Search Interface

easysearch is a lightweight search interface for browsing and querying alignment outputs, built into the companion package easytranscriber. It indexes the alignment JSON files into a SQLite database with full-text search and serves a web UI for searching, browsing documents, and playing back audio with synchronized transcript highlighting.

See the demo in the overview for a preview of the synchronized highlighting.

Installation

The easysearch dependencies are optional. Install them with:

pip install easytranscriber[search]

Quick start

After running the alignment pipeline, start the search server by pointing it at your alignment outputs and audio files:

easysearch --alignments-dir output/alignments --audio-dir data/audio

This will:

  1. Index all alignment JSON files into a local SQLite database (search.db).
  2. Start a web server at http://127.0.0.1:8642.

On subsequent launches, only new or modified files are re-indexed. Use --reindex to force a full re-index.

Audio playback

Clicking a search result takes you to the document page at the matching timestamp. The audio player seeks to that position and begins playback. The transcript view highlights the currently playing word in real time, and you can click any sentence or paragraph to jump to that point in the audio.

Note

Some browsers block autoplay by default. If audio doesn’t start automatically when navigating from a search result, a play button overlay will appear. Click it to begin playback.

How indexing works

easysearch automatically detects how file contents should be indexed depending on whether the output was created in the library easyaligner or easytranscriber. For easyaligner output, the audio does not undergo automatic transcription. Therefore, the VAD chunks are not going to contain any ASR generated text.

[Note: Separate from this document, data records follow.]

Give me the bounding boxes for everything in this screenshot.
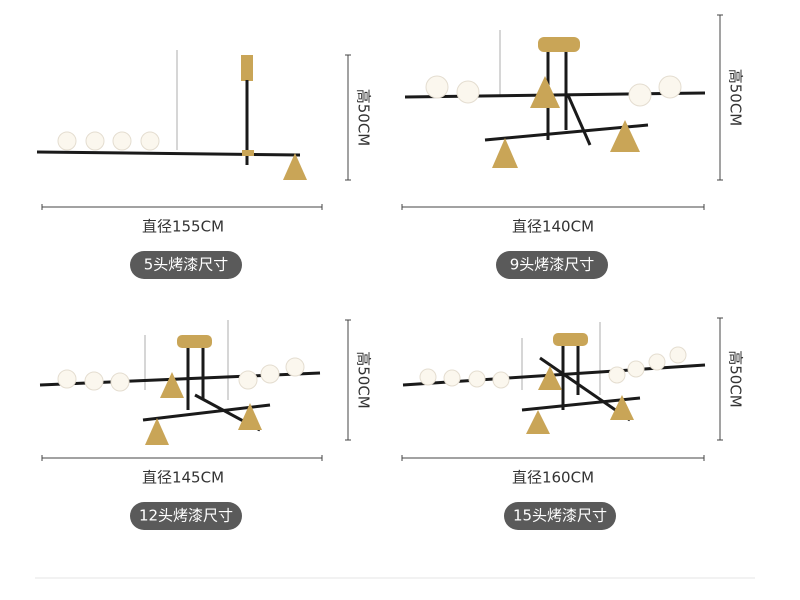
badge-label: 5头烤漆尺寸 [144, 256, 229, 274]
diameter-label: 直径140CM [512, 218, 594, 236]
lamp-drawing [402, 322, 706, 434]
lamp-drawing [404, 30, 706, 168]
badge [130, 502, 242, 530]
badge [496, 251, 608, 279]
diameter-label: 直径155CM [142, 218, 224, 236]
badge-label: 9头烤漆尺寸 [510, 256, 595, 274]
badge-label: 12头烤漆尺寸 [139, 507, 233, 525]
height-label: 高50CM [727, 350, 745, 408]
diameter-label: 直径145CM [142, 469, 224, 487]
height-label: 高50CM [355, 351, 373, 409]
badge [504, 502, 616, 530]
diameter-label: 直径160CM [512, 469, 594, 487]
lamp-drawing [39, 320, 321, 445]
badge-label: 15头烤漆尺寸 [513, 507, 607, 525]
height-label: 高50CM [727, 69, 745, 127]
badge [130, 251, 242, 279]
height-label: 高50CM [355, 89, 373, 147]
lamp-drawing [36, 50, 307, 180]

The force aligned ground-truth texts will be in the alignments field. Each one of these alignment segments (sentence, paragraph, or other granularity, depending on your tokenizer) become searchable rows in the database.

This means:

  • A search query matches when all terms appear within the same alignment segment.
  • If your tokenization is fine-grained (sentence-level), broad queries may become more difficult.

The document page displays the transcript at the alignment segment level, so you can click any segment, and jump to that point in the audio.

Note

easysearch also supports chunks mode for files produced by the easytranscriber ASR pipeline, where indexing is at the VAD chunk level (~20–30 seconds per chunk). The mode is detected automatically, but can be overridden with --index-mode.

Search syntax

The search uses SQLite’s FTS5 full-text search engine. The following query syntax is supported:

Query Matches
climate change Segments containing both words (implicit AND)
"climate change" Exact phrase
climate OR weather Either word
climate NOT weather climate but not weather
econom* Prefix match: economy, economic, etc.
NEAR(climate change, 3) Both words within 3 tokens of each other

CLI reference

easysearch --help
Option Default Description
--alignments-dir output/alignments Directory containing alignment JSON files
--audio-dir data Directory containing source audio files
--db search.db Path to the SQLite database file
--host 127.0.0.1 Host to bind to
--port 8642 Port to listen on
--per-page 20 Results per page
--snippets-per-doc 5 Max matching snippets shown per document in search results
--reindex Force full re-index of all JSON files
--index-mode auto Override index mode: chunks or alignments (auto-detected if omitted)